I wanted to practice programming with graphs, and baseball is the only sport I know about
What it does
The program takes in the names of any Major League Baseball player throughout history. The program outputs the shortest connection between the two players by mutual teammates.
How I built it
I compiled a list of team history on every MLB player referenced on "www.baseball-reference.com". The program only considers players whose baseball-reference profiles have an "Appearances" table with at least one entry.
Then I wrote a program that builds a graph based on this data where vertices represent the players and edges represent two players being teammates for at least one season. The shortest path between any two players could then be determined easily using Breadth-First Search.
Challenges I ran into
Much of the time was spent trying to retrieve all the players' data. The final scraping program "MLBListGetter" took about 4 hours to retrieve all the data.

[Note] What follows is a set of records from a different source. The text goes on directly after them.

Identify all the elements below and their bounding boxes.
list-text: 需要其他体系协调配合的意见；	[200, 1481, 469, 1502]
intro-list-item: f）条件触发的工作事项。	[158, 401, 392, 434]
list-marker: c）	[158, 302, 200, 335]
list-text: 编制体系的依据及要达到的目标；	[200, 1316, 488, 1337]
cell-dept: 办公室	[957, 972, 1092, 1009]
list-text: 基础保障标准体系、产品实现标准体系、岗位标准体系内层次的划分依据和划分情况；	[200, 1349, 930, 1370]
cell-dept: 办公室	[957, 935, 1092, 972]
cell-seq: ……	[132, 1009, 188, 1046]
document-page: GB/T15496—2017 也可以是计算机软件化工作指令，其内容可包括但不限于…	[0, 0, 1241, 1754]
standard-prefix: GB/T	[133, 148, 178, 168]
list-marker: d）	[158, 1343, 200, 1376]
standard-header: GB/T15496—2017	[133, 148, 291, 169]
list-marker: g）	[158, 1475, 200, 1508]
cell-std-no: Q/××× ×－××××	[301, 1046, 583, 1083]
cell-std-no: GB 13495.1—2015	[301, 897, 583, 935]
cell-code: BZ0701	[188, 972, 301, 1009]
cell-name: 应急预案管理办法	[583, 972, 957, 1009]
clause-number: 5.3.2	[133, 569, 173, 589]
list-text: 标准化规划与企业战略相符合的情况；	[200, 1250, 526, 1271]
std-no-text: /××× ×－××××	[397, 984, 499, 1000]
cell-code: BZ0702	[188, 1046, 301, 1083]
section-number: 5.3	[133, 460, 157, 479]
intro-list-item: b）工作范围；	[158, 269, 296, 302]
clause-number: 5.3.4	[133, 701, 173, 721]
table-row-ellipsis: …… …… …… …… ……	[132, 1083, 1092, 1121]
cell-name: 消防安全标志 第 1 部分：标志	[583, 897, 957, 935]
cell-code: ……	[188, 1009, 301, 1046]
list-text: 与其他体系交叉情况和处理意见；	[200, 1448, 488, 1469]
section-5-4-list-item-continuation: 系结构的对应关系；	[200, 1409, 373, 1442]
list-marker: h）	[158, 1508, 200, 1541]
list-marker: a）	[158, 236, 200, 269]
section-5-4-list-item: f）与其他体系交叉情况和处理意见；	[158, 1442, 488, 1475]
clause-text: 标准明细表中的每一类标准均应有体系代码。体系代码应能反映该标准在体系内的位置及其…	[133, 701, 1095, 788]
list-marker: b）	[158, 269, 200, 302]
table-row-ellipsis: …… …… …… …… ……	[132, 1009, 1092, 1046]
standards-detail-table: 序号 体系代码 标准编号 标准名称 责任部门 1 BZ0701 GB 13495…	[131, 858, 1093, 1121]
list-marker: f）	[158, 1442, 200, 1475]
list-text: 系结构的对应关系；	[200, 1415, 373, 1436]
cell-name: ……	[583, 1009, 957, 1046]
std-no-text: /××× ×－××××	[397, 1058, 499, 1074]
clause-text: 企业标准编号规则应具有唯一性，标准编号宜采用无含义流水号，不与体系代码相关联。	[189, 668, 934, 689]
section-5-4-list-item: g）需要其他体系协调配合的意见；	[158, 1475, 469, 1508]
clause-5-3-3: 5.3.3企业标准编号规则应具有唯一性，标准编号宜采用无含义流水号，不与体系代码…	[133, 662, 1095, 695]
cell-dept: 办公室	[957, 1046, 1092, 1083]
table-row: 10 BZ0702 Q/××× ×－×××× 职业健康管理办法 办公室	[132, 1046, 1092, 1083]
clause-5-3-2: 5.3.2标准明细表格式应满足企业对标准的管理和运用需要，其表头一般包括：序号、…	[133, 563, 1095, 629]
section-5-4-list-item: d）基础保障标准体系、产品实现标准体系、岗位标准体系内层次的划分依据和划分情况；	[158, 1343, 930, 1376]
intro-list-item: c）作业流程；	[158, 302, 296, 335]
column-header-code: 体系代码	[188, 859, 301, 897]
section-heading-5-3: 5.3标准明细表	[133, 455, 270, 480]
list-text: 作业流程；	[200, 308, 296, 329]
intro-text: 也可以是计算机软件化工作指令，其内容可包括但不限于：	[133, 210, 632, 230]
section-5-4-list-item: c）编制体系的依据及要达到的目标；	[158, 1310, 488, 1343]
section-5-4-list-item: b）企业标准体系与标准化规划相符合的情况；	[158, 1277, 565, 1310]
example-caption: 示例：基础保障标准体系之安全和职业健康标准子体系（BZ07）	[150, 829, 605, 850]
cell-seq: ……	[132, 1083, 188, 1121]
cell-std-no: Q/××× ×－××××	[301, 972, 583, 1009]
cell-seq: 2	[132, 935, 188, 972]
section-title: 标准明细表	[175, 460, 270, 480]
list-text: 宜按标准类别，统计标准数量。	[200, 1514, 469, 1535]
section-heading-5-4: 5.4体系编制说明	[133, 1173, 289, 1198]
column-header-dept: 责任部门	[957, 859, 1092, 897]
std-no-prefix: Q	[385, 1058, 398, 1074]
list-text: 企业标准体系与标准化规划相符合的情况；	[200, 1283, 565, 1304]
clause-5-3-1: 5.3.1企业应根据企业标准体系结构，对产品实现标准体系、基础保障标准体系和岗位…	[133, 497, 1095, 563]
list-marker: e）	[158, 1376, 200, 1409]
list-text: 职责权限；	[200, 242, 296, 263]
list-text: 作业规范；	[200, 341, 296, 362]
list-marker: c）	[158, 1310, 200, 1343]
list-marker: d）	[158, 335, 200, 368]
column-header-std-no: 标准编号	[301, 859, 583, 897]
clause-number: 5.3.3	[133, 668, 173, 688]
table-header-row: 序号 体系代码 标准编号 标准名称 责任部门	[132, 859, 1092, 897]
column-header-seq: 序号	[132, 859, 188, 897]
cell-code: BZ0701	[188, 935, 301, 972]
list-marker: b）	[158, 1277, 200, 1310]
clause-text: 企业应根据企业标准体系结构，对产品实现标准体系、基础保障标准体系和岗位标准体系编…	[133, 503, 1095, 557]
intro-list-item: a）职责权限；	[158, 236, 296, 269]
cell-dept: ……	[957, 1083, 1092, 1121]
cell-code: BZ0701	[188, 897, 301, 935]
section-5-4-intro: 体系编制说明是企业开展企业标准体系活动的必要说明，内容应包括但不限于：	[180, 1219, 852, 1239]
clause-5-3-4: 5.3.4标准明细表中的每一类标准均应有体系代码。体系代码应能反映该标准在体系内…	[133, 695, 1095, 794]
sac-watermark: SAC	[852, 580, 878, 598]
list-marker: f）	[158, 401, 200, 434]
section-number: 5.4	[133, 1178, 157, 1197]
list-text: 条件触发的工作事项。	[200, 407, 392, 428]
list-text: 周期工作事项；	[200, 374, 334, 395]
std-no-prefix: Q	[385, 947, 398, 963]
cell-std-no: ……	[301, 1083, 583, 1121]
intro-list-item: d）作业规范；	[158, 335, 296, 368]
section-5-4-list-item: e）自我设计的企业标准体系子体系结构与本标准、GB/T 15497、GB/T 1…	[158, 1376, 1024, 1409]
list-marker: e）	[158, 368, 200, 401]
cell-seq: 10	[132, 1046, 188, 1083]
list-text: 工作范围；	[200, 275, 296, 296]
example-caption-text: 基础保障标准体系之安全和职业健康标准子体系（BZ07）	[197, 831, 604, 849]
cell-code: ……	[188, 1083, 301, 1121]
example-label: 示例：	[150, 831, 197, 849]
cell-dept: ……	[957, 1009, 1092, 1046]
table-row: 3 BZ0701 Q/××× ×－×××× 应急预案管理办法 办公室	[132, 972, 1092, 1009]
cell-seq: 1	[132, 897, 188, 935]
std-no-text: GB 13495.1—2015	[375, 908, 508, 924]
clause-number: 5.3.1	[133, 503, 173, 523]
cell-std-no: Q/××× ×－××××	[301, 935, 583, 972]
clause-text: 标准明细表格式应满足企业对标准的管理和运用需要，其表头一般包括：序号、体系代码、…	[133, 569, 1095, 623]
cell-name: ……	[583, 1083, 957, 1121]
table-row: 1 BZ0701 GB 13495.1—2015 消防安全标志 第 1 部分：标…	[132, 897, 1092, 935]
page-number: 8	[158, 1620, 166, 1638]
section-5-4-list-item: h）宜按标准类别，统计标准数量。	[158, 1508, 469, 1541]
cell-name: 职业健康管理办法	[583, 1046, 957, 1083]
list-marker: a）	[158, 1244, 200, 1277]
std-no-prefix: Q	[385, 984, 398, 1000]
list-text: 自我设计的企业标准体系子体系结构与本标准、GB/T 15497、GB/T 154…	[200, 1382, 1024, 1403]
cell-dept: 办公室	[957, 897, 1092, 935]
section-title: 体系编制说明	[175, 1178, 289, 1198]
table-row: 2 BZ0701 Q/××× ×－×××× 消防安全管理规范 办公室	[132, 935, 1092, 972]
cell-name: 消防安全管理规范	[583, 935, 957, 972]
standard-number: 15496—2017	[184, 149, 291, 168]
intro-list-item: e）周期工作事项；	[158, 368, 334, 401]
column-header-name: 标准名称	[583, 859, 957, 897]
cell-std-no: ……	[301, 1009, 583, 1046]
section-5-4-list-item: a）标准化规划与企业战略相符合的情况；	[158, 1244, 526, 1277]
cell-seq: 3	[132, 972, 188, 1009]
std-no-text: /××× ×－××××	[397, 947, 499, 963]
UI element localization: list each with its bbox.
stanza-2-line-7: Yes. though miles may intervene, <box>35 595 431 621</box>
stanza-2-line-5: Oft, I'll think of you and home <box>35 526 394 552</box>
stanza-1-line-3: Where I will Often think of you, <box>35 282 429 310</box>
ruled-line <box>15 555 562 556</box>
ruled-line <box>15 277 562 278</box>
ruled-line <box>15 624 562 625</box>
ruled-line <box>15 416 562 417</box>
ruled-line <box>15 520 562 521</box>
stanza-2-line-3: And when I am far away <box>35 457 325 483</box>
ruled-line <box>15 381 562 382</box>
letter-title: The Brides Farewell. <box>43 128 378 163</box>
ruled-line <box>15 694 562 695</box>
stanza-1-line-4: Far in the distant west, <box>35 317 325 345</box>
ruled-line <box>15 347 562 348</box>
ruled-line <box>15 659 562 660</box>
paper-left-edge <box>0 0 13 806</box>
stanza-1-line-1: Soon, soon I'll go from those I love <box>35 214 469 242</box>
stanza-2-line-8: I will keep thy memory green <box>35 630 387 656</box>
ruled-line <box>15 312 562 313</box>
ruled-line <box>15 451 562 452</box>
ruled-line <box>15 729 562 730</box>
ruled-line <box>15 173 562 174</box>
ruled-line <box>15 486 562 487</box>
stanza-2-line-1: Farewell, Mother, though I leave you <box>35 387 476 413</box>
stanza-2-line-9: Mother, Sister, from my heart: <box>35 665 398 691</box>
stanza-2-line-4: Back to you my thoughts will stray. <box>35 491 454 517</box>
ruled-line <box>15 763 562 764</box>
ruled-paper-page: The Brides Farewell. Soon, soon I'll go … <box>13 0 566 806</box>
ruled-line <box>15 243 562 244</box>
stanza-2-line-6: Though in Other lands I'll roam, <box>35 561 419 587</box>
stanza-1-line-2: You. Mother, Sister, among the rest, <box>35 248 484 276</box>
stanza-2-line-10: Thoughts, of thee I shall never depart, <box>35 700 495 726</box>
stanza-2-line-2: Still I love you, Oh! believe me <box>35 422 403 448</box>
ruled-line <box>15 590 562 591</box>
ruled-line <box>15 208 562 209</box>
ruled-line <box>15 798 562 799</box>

Accomplishments that I'm proud of
- First time using such a large data set
- First time implementing a graph in Java
- First time scraping a website in Java
- First time participating in a Hackathon
What I learned
According to baseball-reference.com, Mark Kiger is the only MLB player who made no appearances. He's also the only player to cause an Exception while reading the player data.
What's next for MLBKevinBacon
Probably nothing. The runtime of the program could be improved, and the data could definitely be retrieved faster. It might be fun to try it with other sports. I know nothing about web/app development, so it might also be fun to design a webpage/app around the program.